The company said it expects some of the larger players like International Business Machines Corp (IBM.N) to enter this space in a big way.

However, Macquarie’s Williams believes that Fidelity has cut the deal to add Metavante’s attractive customer base to its own and strengthen its competitive position against Fiserv Inc (FISV.O).

EQUITY DILUTION

Fidelity said it would issue about 162 million shares to Metavante shareholders.

An equity investment made by affiliates of Thomas H. Lee Partners L.P. and Fidelity National Financial Inc (FNF.N) in the acquiring company will result in about 16 million additional newly issued shares.

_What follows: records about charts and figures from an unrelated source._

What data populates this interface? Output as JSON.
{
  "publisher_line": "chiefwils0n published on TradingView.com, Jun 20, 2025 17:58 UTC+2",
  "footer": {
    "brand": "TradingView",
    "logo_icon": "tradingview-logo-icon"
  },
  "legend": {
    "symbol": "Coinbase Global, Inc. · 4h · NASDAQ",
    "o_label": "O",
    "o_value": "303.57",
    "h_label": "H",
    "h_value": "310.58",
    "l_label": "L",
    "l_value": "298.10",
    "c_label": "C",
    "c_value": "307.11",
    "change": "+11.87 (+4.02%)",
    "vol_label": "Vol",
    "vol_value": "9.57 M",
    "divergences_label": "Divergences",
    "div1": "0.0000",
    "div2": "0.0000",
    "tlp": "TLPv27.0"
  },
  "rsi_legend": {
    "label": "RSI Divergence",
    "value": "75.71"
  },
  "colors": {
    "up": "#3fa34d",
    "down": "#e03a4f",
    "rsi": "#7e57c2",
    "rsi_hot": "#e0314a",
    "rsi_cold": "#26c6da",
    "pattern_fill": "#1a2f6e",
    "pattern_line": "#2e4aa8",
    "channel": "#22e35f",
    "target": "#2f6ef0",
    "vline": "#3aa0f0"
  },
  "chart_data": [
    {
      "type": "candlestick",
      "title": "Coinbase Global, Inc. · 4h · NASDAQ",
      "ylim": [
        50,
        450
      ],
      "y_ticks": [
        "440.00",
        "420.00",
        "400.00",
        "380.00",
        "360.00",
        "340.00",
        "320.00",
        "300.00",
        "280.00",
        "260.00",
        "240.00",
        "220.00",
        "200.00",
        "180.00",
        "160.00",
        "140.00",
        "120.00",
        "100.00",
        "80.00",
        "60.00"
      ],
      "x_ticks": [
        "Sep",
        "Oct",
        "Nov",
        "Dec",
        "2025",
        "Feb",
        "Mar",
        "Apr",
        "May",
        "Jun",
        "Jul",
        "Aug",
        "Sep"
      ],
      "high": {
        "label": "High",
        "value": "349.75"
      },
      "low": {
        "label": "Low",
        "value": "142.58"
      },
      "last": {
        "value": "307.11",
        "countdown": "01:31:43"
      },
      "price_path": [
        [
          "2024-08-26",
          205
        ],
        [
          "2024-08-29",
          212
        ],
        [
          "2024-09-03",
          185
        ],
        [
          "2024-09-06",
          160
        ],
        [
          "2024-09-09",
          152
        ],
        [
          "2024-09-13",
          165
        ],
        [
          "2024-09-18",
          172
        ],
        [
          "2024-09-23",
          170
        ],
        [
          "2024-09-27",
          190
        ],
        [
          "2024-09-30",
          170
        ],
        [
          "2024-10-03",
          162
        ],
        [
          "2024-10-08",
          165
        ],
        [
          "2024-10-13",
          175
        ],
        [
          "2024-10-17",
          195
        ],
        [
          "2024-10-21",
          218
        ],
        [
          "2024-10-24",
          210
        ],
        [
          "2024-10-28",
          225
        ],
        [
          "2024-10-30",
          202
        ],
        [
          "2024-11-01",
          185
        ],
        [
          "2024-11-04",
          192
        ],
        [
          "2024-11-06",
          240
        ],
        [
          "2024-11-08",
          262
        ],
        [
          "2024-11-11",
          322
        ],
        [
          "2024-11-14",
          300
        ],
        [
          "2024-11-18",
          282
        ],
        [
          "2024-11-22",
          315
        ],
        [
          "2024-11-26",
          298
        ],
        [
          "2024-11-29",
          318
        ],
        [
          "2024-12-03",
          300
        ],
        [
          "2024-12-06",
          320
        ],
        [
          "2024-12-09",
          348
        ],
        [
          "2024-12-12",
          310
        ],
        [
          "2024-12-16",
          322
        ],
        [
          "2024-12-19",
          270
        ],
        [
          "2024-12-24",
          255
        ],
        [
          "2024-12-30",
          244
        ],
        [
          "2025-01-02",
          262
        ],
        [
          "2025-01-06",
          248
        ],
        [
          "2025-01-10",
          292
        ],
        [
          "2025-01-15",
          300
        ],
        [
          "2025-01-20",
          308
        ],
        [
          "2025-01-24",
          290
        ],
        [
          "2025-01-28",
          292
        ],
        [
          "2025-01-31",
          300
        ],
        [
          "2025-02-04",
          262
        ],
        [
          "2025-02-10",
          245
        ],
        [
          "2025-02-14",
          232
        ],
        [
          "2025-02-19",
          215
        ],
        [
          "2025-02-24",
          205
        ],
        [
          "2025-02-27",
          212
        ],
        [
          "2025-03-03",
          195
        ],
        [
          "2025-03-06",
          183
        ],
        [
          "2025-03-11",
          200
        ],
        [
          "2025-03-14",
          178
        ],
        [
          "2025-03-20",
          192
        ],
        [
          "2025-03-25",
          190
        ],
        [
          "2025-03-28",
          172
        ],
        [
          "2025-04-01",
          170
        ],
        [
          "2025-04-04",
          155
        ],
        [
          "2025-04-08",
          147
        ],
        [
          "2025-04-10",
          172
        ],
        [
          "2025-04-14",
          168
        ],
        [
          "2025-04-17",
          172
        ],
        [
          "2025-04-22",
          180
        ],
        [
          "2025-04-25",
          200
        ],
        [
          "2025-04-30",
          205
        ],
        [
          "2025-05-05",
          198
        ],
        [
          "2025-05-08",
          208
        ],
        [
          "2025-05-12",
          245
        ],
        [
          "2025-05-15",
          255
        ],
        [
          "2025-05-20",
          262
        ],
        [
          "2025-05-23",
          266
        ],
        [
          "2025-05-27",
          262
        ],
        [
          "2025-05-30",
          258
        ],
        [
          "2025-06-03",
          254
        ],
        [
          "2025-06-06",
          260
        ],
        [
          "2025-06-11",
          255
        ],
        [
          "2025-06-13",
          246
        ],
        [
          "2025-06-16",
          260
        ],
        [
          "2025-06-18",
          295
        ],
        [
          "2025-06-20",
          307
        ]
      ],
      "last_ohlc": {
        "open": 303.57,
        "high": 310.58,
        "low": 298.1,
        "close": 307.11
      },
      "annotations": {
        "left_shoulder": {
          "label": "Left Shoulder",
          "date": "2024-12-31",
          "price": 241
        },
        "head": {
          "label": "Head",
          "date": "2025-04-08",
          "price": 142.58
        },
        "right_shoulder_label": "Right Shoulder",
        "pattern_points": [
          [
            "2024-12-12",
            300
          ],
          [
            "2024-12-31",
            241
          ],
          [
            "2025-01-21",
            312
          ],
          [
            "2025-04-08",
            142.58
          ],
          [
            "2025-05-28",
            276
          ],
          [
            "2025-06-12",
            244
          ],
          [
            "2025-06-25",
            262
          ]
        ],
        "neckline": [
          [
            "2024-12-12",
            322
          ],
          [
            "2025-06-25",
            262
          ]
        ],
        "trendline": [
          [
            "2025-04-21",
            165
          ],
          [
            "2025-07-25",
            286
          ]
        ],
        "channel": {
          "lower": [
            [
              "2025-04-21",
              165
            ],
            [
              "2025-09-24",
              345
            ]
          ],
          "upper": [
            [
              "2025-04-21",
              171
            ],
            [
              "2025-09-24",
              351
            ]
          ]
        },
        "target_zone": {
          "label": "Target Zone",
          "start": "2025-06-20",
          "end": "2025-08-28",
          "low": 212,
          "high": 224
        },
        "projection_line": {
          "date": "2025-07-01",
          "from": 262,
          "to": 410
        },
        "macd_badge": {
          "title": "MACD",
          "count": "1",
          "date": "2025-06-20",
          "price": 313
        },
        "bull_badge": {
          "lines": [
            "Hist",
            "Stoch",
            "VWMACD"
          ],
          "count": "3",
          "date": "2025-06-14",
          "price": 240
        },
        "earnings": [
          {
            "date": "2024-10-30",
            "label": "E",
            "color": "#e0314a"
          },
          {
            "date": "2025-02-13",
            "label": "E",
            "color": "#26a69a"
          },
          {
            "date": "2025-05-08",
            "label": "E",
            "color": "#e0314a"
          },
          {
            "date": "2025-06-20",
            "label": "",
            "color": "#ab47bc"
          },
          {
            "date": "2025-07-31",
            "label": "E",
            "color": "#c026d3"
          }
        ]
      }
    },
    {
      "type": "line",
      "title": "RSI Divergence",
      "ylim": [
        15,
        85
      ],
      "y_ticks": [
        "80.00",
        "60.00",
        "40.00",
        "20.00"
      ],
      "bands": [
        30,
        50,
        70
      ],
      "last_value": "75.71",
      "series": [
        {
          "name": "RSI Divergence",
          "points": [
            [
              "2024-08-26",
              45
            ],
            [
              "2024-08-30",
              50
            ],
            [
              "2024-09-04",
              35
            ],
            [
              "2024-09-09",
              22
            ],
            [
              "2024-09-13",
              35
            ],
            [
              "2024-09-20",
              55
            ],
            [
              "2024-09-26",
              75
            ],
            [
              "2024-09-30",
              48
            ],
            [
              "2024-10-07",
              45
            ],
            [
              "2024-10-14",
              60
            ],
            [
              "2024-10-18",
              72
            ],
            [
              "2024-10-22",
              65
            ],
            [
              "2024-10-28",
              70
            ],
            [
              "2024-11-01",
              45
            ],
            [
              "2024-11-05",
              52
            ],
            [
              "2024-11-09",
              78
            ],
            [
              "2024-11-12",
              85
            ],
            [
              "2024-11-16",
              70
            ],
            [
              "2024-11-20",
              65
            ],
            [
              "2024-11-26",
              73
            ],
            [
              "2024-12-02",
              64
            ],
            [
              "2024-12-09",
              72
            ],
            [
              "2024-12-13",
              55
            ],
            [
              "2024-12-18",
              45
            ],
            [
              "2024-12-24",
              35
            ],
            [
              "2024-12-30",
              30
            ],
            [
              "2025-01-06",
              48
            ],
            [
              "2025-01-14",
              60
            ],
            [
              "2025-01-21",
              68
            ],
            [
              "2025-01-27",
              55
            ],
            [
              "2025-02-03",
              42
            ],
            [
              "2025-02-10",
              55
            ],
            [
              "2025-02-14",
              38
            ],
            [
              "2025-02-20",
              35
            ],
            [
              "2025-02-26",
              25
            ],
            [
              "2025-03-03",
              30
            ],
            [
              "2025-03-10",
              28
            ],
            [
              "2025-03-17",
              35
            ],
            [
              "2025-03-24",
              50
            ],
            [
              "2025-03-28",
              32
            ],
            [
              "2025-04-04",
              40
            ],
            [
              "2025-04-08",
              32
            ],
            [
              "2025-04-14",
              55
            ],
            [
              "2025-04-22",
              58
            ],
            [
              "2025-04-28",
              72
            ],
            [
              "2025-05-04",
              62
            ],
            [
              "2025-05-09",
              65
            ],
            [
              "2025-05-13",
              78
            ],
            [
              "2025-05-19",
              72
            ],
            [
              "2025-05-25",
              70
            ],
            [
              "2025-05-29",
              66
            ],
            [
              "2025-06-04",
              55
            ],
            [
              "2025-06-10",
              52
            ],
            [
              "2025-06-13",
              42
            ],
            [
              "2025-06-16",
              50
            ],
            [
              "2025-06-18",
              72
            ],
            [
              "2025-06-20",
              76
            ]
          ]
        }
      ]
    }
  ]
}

The company expects to receive $250 million from the new issue which will be used to pay down Metavante’s debt by $400 million.

Metavante’s largest shareholder Warburg Pincus, which owns 25 percent of its stock, will be the largest shareholder of the new company with about 11 percent ownership.

Fidelity’s shareholders will have a 52 percent stake in the combined company, while new equity investors will have a 4 percent holding. Metavante shareholders will own the rest of the company.

The combined entity will have $3.8 billion in debt, $1.45 billion of which is related to the acquisition, Metavante said in a filing.

The pro forma enterprise value of the combined company is about $10 billion, the companies said in a joint statement.

Fidelity said it had agreed pay a break-up fee of $175 million.

Shares of Fidelity were trading down $1.15 at $17.05 and Metavante shares were trading up $2.24 at $22.20 in afternoon trade on the New York Stock Exchange.